= São Pedro da Afurada =

Former civil parish in Vila Nova de Gaia, Portugal

Location of São Pedro da Afurada in Vila Nova de Gaia

São Pedro da Afurada (or simply Afurada) is a former civil parish in the municipality of Vila Nova de Gaia, Portugal. In 2013, the parish merged into the new parish Santa Marinha e São Pedro da Afurada. The population in 2011 was 3,568, in an area of 1.00 km².

It is an urban parish in the city of Gaia. Afurada is located near the mouth of the Douro river, where it meets the Atlantic Ocean. It is a traditional fishing village and was created as such. Its patron saint is Saint Peter, hence the name São Pedro, the equivalent in Portuguese.

Afurada's people seem to be very devoted to St. Peter and every year there is a religious holiday in St. Peter's name (on 29 June), where people make processions, pray, and party throughout the night. It is customary for people to eat sardines in that week, baked with the typical Broa de Avintes, a type of corn bread made in the nearby village of Avintes. There is plenty of fireworks too.

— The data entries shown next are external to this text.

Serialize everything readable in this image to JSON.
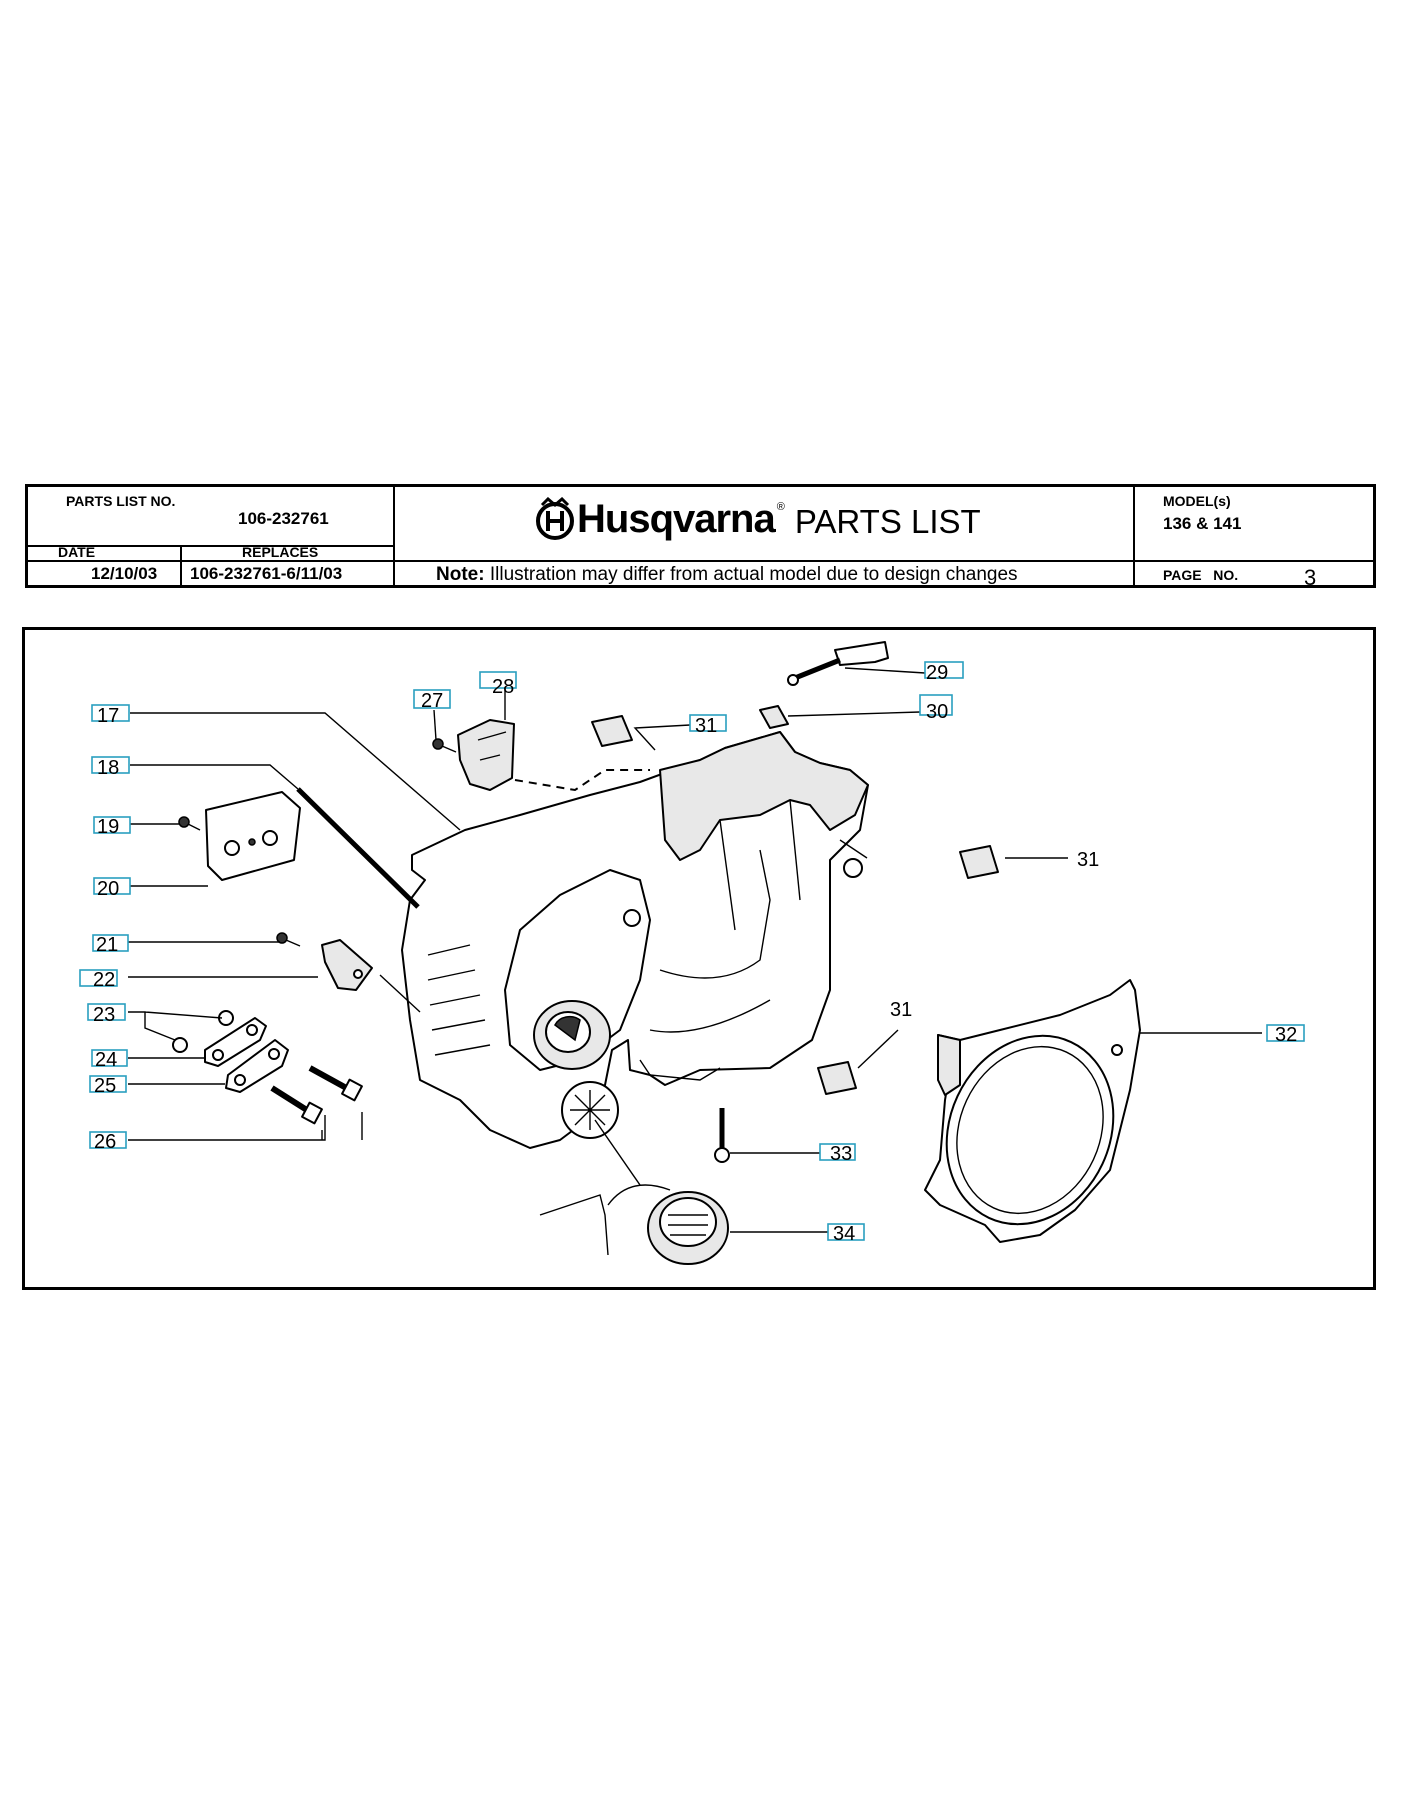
{
  "header": {
    "parts_list_no_label": "PARTS LIST NO.",
    "parts_list_no_value": "106-232761",
    "date_label": "DATE",
    "date_value": "12/10/03",
    "replaces_label": "REPLACES",
    "replaces_value": "106-232761-6/11/03",
    "brand": "Husqvarna",
    "reg_mark": "®",
    "title": "PARTS LIST",
    "note_label": "Note:",
    "note_text": "Illustration may differ from actual model due to design changes",
    "models_label": "MODEL(s)",
    "models_value": "136 & 141",
    "page_label": "PAGE   NO.",
    "page_value": "3"
  },
  "callouts": {
    "c17": "17",
    "c18": "18",
    "c19": "19",
    "c20": "20",
    "c21": "21",
    "c22": "22",
    "c23": "23",
    "c24": "24",
    "c25": "25",
    "c26": "26",
    "c27": "27",
    "c28": "28",
    "c29": "29",
    "c30": "30",
    "c31a": "31",
    "c31b": "31",
    "c31c": "31",
    "c32": "32",
    "c33": "33",
    "c34": "34"
  },
  "colors": {
    "callout_box": "#2a9fbf",
    "ink": "#000000"
  }
}
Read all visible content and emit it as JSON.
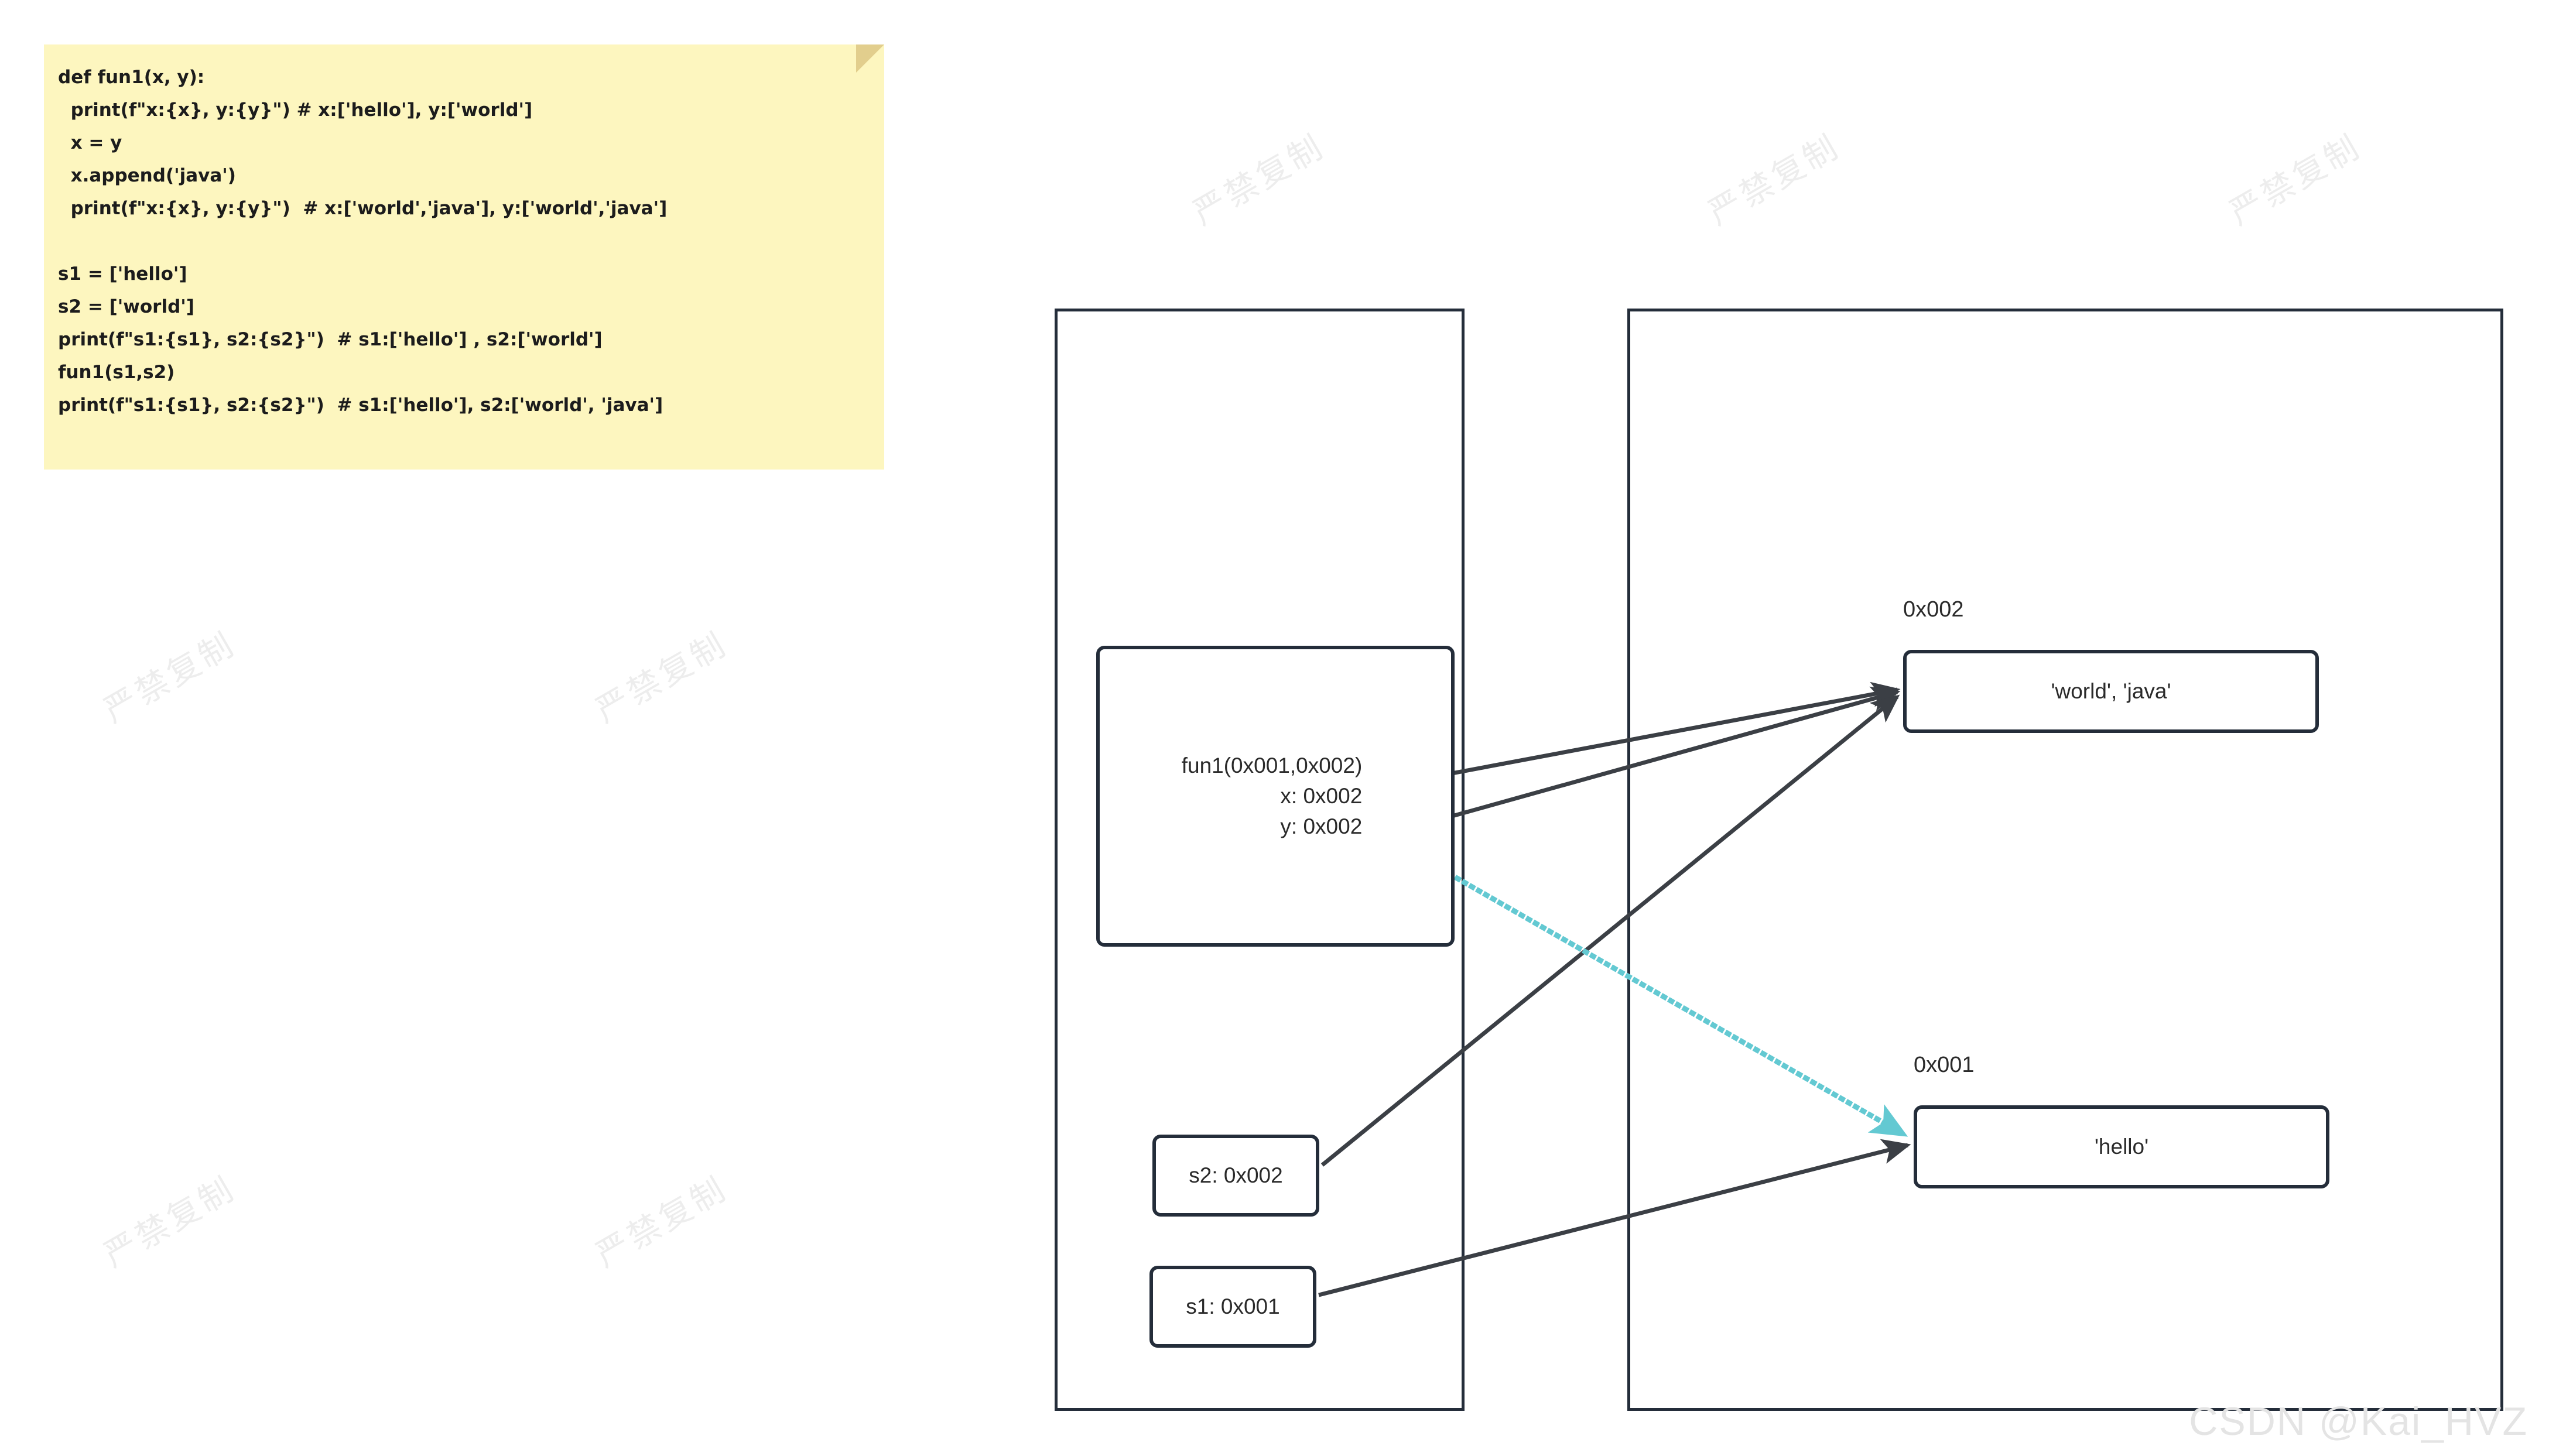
{
  "note": {
    "lines": [
      "def fun1(x, y):",
      "  print(f\"x:{x}, y:{y}\") # x:['hello'], y:['world']",
      "  x = y",
      "  x.append('java')",
      "  print(f\"x:{x}, y:{y}\")  # x:['world','java'], y:['world','java']",
      "",
      "s1 = ['hello']",
      "s2 = ['world']",
      "print(f\"s1:{s1}, s2:{s2}\")  # s1:['hello'] , s2:['world']",
      "fun1(s1,s2)",
      "print(f\"s1:{s1}, s2:{s2}\")  # s1:['hello'], s2:['world', 'java']"
    ],
    "background_color": "#fdf6bf",
    "fold_color": "#e2ce8d"
  },
  "diagram": {
    "stack_frame": {
      "call_line": "fun1(0x001,0x002)",
      "param_x": "x: 0x002",
      "param_y": "y: 0x002"
    },
    "stack_vars": [
      {
        "label": "s2: 0x002"
      },
      {
        "label": "s1: 0x001"
      }
    ],
    "heap_objects": [
      {
        "address": "0x002",
        "value": "'world', 'java'"
      },
      {
        "address": "0x001",
        "value": "'hello'"
      }
    ],
    "colors": {
      "stroke": "#242d3a",
      "highlight": "#63c9d2",
      "text": "#2a2a2a"
    }
  },
  "watermarks": {
    "tile_text": "严禁复制",
    "credit": "CSDN @Kai_HVZ"
  }
}
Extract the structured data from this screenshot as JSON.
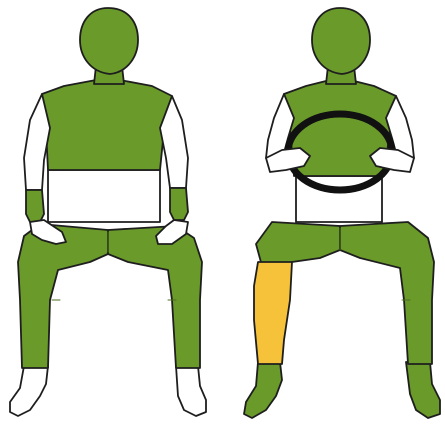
{
  "colors": {
    "body_green": "#6a9a2a",
    "white_part": "#ffffff",
    "outline": "#1e1e1e",
    "highlight_leg": "#f6c23a",
    "seam": "#4a6f1c",
    "wheel": "#111111"
  },
  "figures": [
    {
      "pose": "seated-hands-on-knees",
      "highlighted_part": ""
    },
    {
      "pose": "seated-holding-steering-wheel",
      "highlighted_part": "right-lower-leg"
    }
  ]
}
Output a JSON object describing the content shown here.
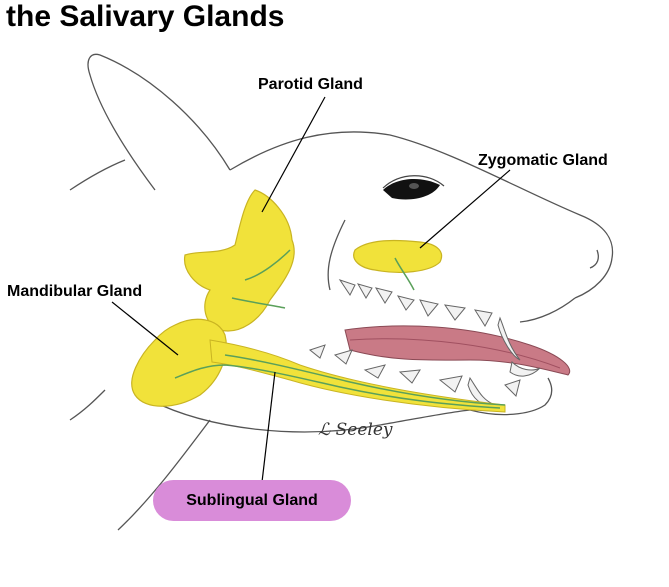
{
  "title": "the Salivary Glands",
  "labels": {
    "parotid": "Parotid Gland",
    "zygomatic": "Zygomatic Gland",
    "mandibular": "Mandibular Gland",
    "sublingual": "Sublingual Gland"
  },
  "signature": "L Seeley",
  "colors": {
    "gland": "#f1e23a",
    "gland_shade": "#d8c42a",
    "duct": "#5aa05a",
    "tongue": "#c97a86",
    "gum": "#d77f8c",
    "highlight_pill": "#d98cd9",
    "outline": "#555555"
  }
}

During religious processions people carry the images of saints, sometimes in real size, for other people to worship and make offerings to the saints. People usually dress in their traditional fishermen and fisherwomen clothes to pay respect for their patron saint, Peter. Other popular saints include Our Lady the Virgin Mary, Our Lady of Fátima, Our Lady of Carmo, and St. Michael the Archangel, images of which are placed at the centre of the village. However, St. Peter's image is central at this place, the former location of a church in his name that was destroyed in a flood.